好像有点太色。情了……陈今浮摸着下巴,又觉得没什么大碍。
晚会开始的时候太阳都落山了,傍晚天光暗,什么都看不清楚,只是平添朦胧,视觉效果更好,更出片。
时间流逝,窗沿渐染橙红,到时间了。
隔壁军校占地面积比本校还大,陈今浮起先还犹豫,但看过导航,直线距离近四公里,瞬间放弃了走路过去的计划。
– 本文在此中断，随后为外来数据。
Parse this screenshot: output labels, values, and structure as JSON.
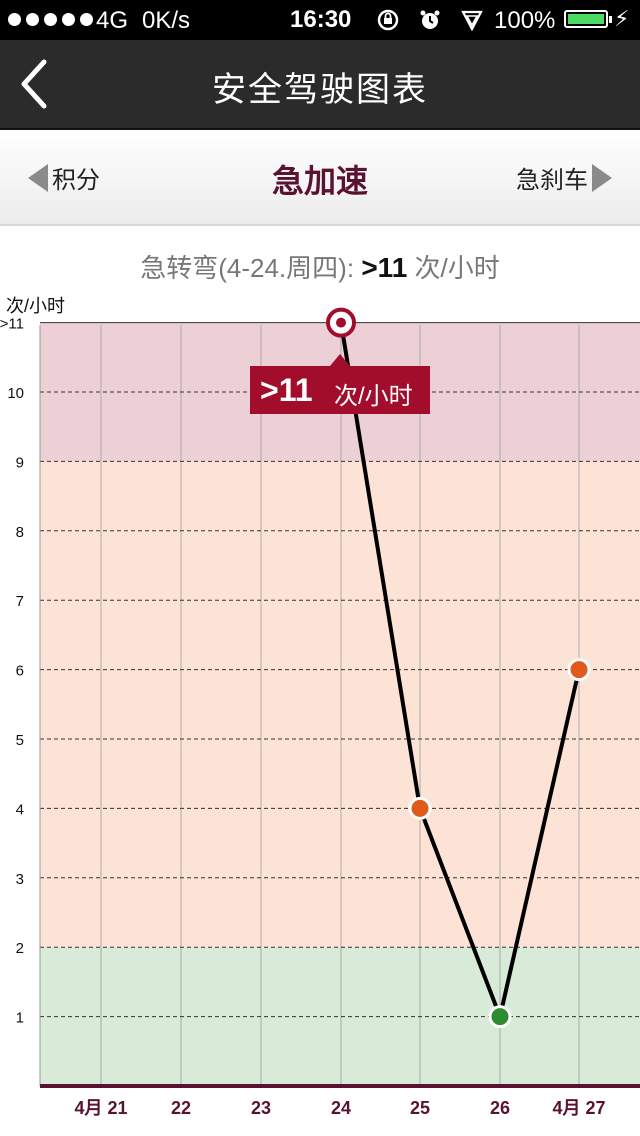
{
  "status_bar": {
    "network": "4G",
    "speed": "0K/s",
    "time": "16:30",
    "battery": "100%",
    "icons": [
      "rotation-lock-icon",
      "alarm-icon",
      "location-icon"
    ]
  },
  "nav": {
    "title": "安全驾驶图表",
    "back_icon": "chevron-left-icon"
  },
  "tabs": {
    "prev": "积分",
    "current": "急加速",
    "next": "急刹车"
  },
  "summary": {
    "prefix": "急转弯(4-24.周四):",
    "value": ">11",
    "unit": "次/小时"
  },
  "tooltip": {
    "value": ">11",
    "unit": "次/小时"
  },
  "colors": {
    "accent": "#a30d2c",
    "high_zone": "#ecd0d6",
    "mid_zone": "#fde3d5",
    "low_zone": "#d7ebd8",
    "point_orange": "#e05a1e",
    "point_green": "#2e8b2e",
    "axis": "#5a1230"
  },
  "chart_data": {
    "type": "line",
    "ylabel": "次/小时",
    "categories": [
      "4月 21",
      "22",
      "23",
      "24",
      "25",
      "26",
      "4月 27"
    ],
    "values": [
      null,
      null,
      null,
      11,
      4,
      1,
      6
    ],
    "y_ticks": [
      "1",
      "2",
      "3",
      "4",
      "5",
      "6",
      "7",
      "8",
      "9",
      "10",
      ">11"
    ],
    "ylim": [
      0,
      11
    ],
    "zones": [
      {
        "name": "low",
        "from": 0,
        "to": 2
      },
      {
        "name": "mid",
        "from": 2,
        "to": 9
      },
      {
        "name": "high",
        "from": 9,
        "to": 11
      }
    ],
    "selected_index": 3
  }
}
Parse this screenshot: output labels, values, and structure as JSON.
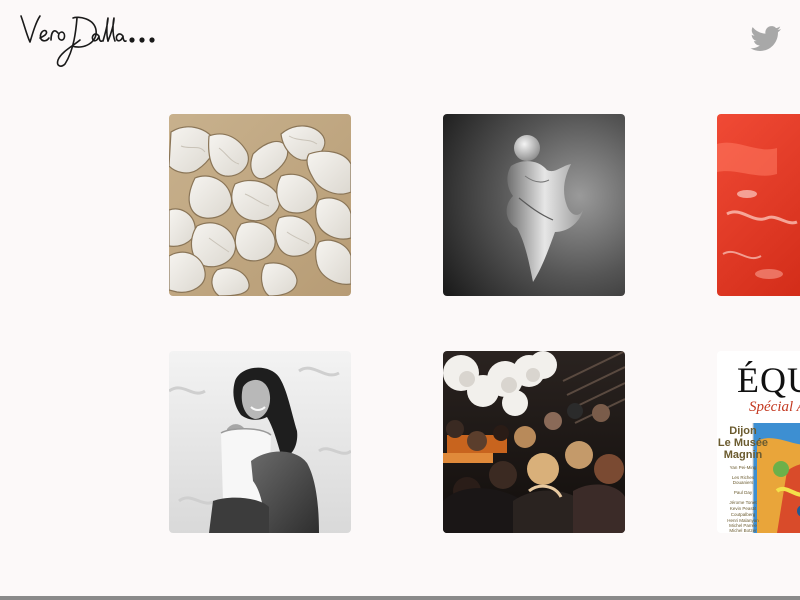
{
  "header": {
    "logo_text": "VeroDalla•••",
    "logo_icon": "signature-logo",
    "social_icon": "twitter-bird-icon"
  },
  "gallery": {
    "tiles": [
      {
        "name": "white-ceramic-puzzle-pieces"
      },
      {
        "name": "white-sculpture-on-dark"
      },
      {
        "name": "red-glossy-abstract"
      },
      {
        "name": "portrait-woman-laughing"
      },
      {
        "name": "event-crowd-with-paper-flowers"
      },
      {
        "name": "magazine-cover"
      }
    ],
    "magazine": {
      "title": "ÉQU",
      "subtitle": "Spécial Ar",
      "headline_1": "Dijon",
      "headline_2": "Le Musée",
      "headline_3": "Magnin",
      "lines": [
        "Yan Pei-Ming",
        "Les Riches",
        "Douaniers",
        "Paul Day",
        "Jérome Tonet",
        "Kevin Peastit",
        "Coutpalberg",
        "Henri Malanyan",
        "Michel Parrée",
        "Michel Botzer"
      ]
    }
  },
  "colors": {
    "background": "#fcf9f9",
    "logo_ink": "#1a1a1a",
    "twitter_icon": "#a8a8a8",
    "red_tile": "#e4301d"
  }
}
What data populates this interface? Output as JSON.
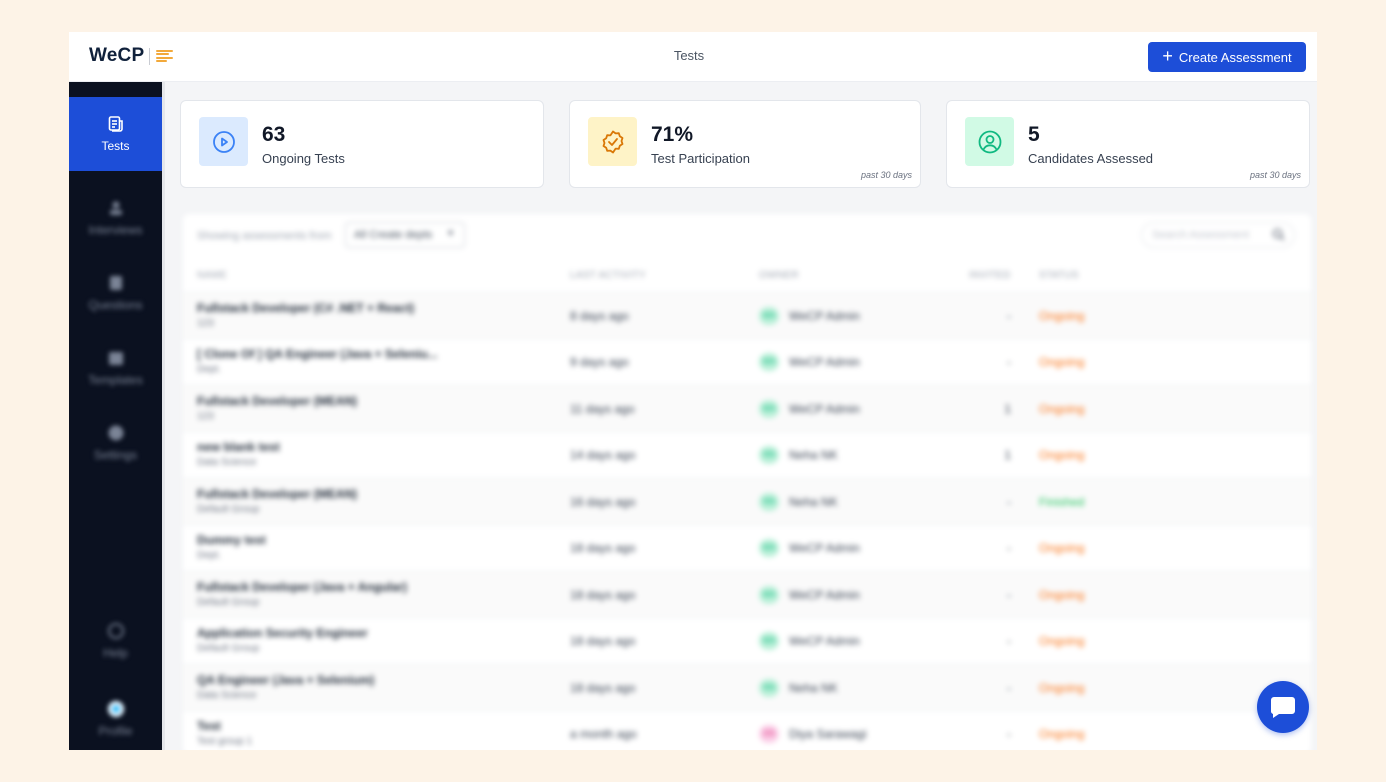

篮球大小的飞行器十分好用,几分钟就能行驶完一小时的路程。
陈今浮到时,停车区已经满了,不过因为大型动物占比高达99成,停在这的都是人用骑行车,找找空隙,放下一台小型飞车不成问题。
他放好车,这时候才开始看划给他们小组的集合点。
只要是学院都有这样的毛病,开始活动前,总爱浪费时间先集合签到。
陈今浮朝联络器显示的地点走去,一路都有兽人或隐秘或直白的盯着他。
不时有三五兽人挡在身前,艺术学院的大多穿衣潮流,明显打扮过,而军校的兽人都穿着黑色作战服,两者泾渭分明。
这次拦住他的是军校兽人。
兽人的手背在身后,微微弯腰,双目和他平视,类似被缚的姿势,极大地降低了大体型动物带来的威慑感。
“你好。”他很有礼貌,“请问,今晚是一个人吗?”
刚结束训练的缘故,紧身的作战服湿淋淋贴着身,手套和面罩都还没卸下,只露着一双同样汗湿的眼睛,潮湿地盯着陈今浮,等待回应。
身后是他的两位同伴,一个心不在焉,一个跃跃欲试。
两人甚至打起赌,“林兆,你说他能要到联系方式不?”
动作沉稳,用语克制,在二级学院时,陈今浮很乐意钓这样的老实人进鱼塘。
老实鱼被抛弃了,也只会自己调理,不会做任何伤害饲主的事。
就像他的前任,克莱希尔一样。
可惜军校的大高个不会拿画笔,帮不了他的忙,游素心也分走了陈今浮大半精力,他没有再招惹备胎的打算。
“你挡我路了。”于是连拒绝的话都多余说,陈今浮绕过三人,全程只抬了抬眼皮,给了几人一抹余光。
很漫不经心的样子,只是他做得太自然,高傲得浑然天成,连轻视旁人这种事也跟着变得理所当然。
他一直往前走,没有回头,自然也就不知道身后的兽人在一直看着他。
季溱斯站在最前方,靠着柱子,手里拿着平板,等小组最后一个成员姗姗来迟,在平板上完成签到后,他收起平板,说:“好了,人都到齐了,解散吧。”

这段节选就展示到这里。